I like to run. It’s a morning ritual: my alarm rings and I groan out of bed, stretching and shaking the morning’s inertia from my body. I lace my shoes, don my polyester shorts and walk outside. Bitter cold — the kind that pricks your skin like a needle — usually greets me when I exit my dorm. The sting feels good as it shakes off the last traces of sleep.
A brief moment of hesitation, and then I’m off. I start slow, my plodding steps hitting hard ground. A cyclical motion; left, right, left, right. As I lumber along, my limbs loosen. They stretch joyously, hungry for motion.

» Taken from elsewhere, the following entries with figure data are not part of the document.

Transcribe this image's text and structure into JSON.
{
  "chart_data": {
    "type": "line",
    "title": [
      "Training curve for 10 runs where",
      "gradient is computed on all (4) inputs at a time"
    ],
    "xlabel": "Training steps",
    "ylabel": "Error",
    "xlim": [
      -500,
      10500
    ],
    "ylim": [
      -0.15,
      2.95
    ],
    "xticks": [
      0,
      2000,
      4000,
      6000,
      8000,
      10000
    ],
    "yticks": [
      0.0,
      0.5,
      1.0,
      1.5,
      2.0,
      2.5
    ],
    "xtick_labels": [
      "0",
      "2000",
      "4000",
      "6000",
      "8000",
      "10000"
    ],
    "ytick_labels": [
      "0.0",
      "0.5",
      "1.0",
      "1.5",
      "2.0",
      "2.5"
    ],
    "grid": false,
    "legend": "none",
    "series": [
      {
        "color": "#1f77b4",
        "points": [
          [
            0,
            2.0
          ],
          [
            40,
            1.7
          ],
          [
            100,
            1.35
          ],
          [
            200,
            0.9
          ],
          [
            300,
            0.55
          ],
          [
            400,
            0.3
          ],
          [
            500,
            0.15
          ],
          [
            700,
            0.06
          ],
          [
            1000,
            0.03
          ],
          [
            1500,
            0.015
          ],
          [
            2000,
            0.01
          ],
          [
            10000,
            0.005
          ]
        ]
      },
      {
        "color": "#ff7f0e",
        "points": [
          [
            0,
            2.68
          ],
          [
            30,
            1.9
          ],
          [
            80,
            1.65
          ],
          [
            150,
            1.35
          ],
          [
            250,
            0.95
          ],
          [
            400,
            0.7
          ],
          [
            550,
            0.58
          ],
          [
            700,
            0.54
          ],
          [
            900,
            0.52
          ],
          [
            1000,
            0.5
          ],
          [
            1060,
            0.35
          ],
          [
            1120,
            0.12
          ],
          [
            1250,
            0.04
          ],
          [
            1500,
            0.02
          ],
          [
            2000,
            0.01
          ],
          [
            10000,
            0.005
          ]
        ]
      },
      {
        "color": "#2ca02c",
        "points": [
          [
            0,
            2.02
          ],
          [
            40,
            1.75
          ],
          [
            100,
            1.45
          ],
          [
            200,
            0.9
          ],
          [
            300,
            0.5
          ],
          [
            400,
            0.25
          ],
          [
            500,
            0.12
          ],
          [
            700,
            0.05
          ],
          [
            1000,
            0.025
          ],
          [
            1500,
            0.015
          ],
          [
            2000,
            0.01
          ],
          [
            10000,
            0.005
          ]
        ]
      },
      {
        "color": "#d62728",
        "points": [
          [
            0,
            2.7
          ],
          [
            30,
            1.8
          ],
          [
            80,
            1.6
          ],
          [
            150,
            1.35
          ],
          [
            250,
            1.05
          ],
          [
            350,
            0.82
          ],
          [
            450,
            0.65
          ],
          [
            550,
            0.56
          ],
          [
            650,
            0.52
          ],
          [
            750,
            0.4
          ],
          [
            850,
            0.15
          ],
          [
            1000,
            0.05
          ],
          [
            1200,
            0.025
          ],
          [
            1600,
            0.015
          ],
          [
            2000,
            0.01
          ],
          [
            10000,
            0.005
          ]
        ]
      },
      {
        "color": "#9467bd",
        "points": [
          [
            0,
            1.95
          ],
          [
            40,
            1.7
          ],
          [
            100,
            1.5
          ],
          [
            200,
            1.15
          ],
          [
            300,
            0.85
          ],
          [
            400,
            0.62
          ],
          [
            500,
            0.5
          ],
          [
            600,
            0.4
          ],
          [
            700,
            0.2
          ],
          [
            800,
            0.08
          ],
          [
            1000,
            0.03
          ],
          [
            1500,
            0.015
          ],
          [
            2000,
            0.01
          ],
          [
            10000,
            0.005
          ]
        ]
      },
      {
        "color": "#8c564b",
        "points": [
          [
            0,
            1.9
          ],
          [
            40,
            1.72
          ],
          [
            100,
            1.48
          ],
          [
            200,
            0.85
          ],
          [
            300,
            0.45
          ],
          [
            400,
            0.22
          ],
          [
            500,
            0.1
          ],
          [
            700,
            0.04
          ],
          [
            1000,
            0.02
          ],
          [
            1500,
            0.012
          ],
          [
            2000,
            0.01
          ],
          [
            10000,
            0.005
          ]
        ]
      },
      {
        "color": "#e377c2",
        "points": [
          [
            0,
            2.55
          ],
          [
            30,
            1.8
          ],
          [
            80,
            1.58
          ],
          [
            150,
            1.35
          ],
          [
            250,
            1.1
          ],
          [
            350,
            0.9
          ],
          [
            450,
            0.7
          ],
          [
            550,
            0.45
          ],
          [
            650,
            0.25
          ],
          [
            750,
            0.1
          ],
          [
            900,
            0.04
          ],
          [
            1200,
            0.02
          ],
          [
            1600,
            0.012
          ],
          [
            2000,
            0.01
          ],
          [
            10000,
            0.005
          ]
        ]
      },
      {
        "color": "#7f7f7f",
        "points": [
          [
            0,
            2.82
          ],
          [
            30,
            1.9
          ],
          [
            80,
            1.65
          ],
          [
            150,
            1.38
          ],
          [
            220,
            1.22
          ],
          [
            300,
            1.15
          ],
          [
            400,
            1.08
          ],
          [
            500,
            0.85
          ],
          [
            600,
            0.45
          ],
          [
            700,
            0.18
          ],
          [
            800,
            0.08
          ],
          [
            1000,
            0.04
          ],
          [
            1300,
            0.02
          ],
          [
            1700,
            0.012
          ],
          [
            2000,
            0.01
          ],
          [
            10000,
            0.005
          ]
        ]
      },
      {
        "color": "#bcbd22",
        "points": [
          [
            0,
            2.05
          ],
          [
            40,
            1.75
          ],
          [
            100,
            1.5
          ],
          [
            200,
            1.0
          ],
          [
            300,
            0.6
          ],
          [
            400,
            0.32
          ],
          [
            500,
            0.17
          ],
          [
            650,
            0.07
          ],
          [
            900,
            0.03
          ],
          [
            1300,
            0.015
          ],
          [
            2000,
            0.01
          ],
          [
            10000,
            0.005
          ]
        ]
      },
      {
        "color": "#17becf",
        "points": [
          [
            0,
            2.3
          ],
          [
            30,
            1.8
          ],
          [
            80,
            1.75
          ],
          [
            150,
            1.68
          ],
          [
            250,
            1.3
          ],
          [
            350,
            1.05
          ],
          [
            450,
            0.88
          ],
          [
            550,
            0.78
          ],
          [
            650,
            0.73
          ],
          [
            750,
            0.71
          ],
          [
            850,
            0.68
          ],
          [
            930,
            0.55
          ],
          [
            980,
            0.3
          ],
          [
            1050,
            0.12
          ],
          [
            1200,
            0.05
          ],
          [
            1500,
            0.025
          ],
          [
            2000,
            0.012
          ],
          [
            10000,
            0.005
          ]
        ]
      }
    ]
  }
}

The outside world slowly trickles away — left right, left right — as momentum drifts me through the next few miles.
My favorite run was in Austin, Texas, on a long raised platform called the Boardwalk Trail. I can still see it now. The platform hugs the edge of Lady Bird Lake, a thin body of marble blue water that borders downtown Austin. On the lake’s opposite bank, the city’s silver towers look resplendent in the March sun, their clean, crisp chrome gleaming against the glassy water.
As I begin my jog, I see the other runners on the trail — some are veterans, powerhouses, marathon runners. They blow past me, their lean bodies and smooth strides evidencing years of regimen. Of course, the trail also harbors the neophytes, more like me: the college-aged women in colorful Nike outfits; the grandfathers earnestly speed-walking in neon visors.
Mid-way through, I spot my friends ahead of me. I’m gaining on them, about to lap them. I increase my pace, my smooth, methodical strides becoming frenzied pattering. As I pass them, I hear one them scoff, “Hotshot!”
But my increased pace is too much; I’ve expended my reserves. I begin to grit my teeth, and my breathing grows ragged. My steady strides turn into leaden, laborious thuds, and seconds after I’ve lapped them, my friends pass me by.
I exhale sharply, a tired “whoosh.” “Y’all go ahead,” I call to them. “I’m going to walk this one out.”
My friend Aaron looks back at me — he’s smiling, but his face is surprisingly stern. “You’re not walking, Jack!” he calls. I scoff. I’d spent my energy; there was no way I could finish. But he’s insistent. “Don’t do it. Keep going!” he goads before speeding up to join the others.
As they run out of sight, I weigh my options. My legs scream to quit, but Aaron is right. I know that I would regret stopping; giving up would feel worse than the pain. I continue my pained pace, staring at the water’s vista to distract myself from the burning in my calves. Slowly, very slowly, despite my aching limbs, I make it back to the beginning of the trail. And though my body burns, I feel euphoric for having made it back.
As headstrong college students, we like to think we can handle anything. But there will often come times when we feel like quitting. We will be exhausted by schoolwork and extracurriculars, worn out by social pressures, beleaguered by doubts about our direction. In these struggles, we’ll be tempted to give up, just like I wanted to give up on the Boardwalk Trail.
But through all my moments of doubt, I’ve had various Aarons to spur me to the finish line — to convince me that I could do anything, to challenge me to be the best version of myself. If it weren’t for these people — with their insistence that I can make it to any finish line — I would have started walking a long time ago. Finding them should be one of our highest missions.